Patrick, who is also a Professor of Marketing, conducts research that deals with the psychology of everyday aesthetics and design. “Designing for All,” begins with a detailed description of a common failure of inclusive design in industrial settings. Organizations claim gender-neutral hiring policies, but nevertheless often provide “unisex” personal protective gear that is several sizes too big for the typical female frame.
“When employees need to use duct tape to tailor oversized gloves or coveralls that drag on the ground, it not only has the potential to be unsafe, but can also hinder their ability to feel part of a team and therefore perform at their best,” Patrick said.
In the paper, the researchers provide several useful tools to enhance understanding of Inclusive Design: the ADDRESSING typology that allows a marketer to assess who might be unintentionally excluded, the DARE (Design – Appraisal – Response – Evaluation) model to understand how a consumer responds to being excluded and a best-practices 3-Levels framework to design products, services and experiences that cater to the needs of a more diverse consumer base to ultimately benefit everyone who uses the product.
“Inclusive design works best when it's not intended for a specific need, but rather benefits anyone who uses it,” they write.
Patrick recently spoke to academic practitioners in a Marketing Science Institute (MSI) lecture on Inclusive Design. The recording of her talk can be found here.

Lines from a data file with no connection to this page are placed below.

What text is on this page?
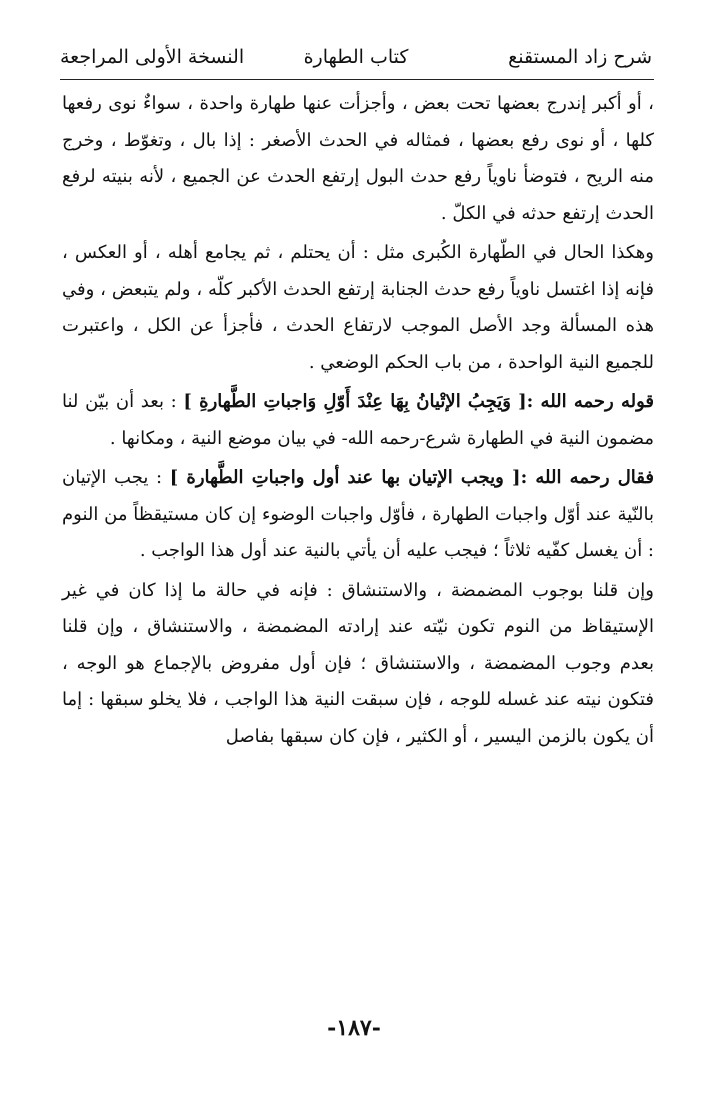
شرح زاد المستقنع
كتاب الطهارة
النسخة الأولى المراجعة

، أو أكبر إندرج بعضها تحت بعض ، وأجزأت عنها طهارة واحدة ، سواءٌ نوى رفعها كلها ، أو نوى رفع بعضها ، فمثاله في الحدث الأصغر : إذا بال ، وتغوّط ، وخرج منه الريح ، فتوضأ ناوياً رفع حدث البول إرتفع الحدث عن الجميع ، لأنه بنيته لرفع الحدث إرتفع حدثه في الكلّ .

وهكذا الحال في الطّهارة الكُبرى مثل : أن يحتلم ، ثم يجامع أهله ، أو العكس ، فإنه إذا اغتسل ناوياً رفع حدث الجنابة إرتفع الحدث الأكبر كلّه ، ولم يتبعض ، وفي هذه المسألة وجد الأصل الموجب لارتفاع الحدث ، فأجزأ عن الكل ، واعتبرت للجميع النية الواحدة ، من باب الحكم الوضعي .

قوله رحمه الله :[ وَيَجِبُ الإتْيانُ بِهَا عِنْدَ أَوّلِ وَاجباتِ الطَّهارةِ ] : بعد أن بيّن لنا مضمون النية في الطهارة شرع-رحمه الله- في بيان موضع النية ، ومكانها .

فقال رحمه الله :[ ويجب الإتيان بها عند أول واجباتِ الطَّهارة ] : يجب الإتيان بالنّية عند أوّل واجبات الطهارة ، فأوّل واجبات الوضوء إن كان مستيقظاً من النوم : أن يغسل كفّيه ثلاثاً ؛ فيجب عليه أن يأتي بالنية عند أول هذا الواجب .

وإن قلنا بوجوب المضمضة ، والاستنشاق : فإنه في حالة ما إذا كان في غير الإستيقاظ من النوم تكون نيّته عند إرادته المضمضة ، والاستنشاق ، وإن قلنا بعدم وجوب المضمضة ، والاستنشاق ؛ فإن أول مفروض بالإجماع هو الوجه ، فتكون نيته عند غسله للوجه ، فإن سبقت النية هذا الواجب ، فلا يخلو سبقها : إما أن يكون بالزمن اليسير ، أو الكثير ، فإن كان سبقها بفاصل

-١٨٧-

In addition, she has created a “starter kit,” designed to help professors and educators introduce a discussion of inclusive design in the classroom. The deck introduces the concept, provides examples and suggestions for in-class exercises/class discussions and eight mini case studies that illustrate inclusive design principles and pitfalls to avoid. To download the starter kit, please click here.
Patrick’s work has appeared in numerous prestigious academic journals and leading media outlets. She is an Associate Editor for the Journal of Consumer Research, the Journal of Marketing Research, the Journal of Consumer Psychology, and the Journal of Retailing. Patrick also serves on the editorial review board for Journal of Marketing, is a Fulbright Specialist for 2019-2024 and serves as Lead Faculty for the Bauer Executive Women in Leadership Program.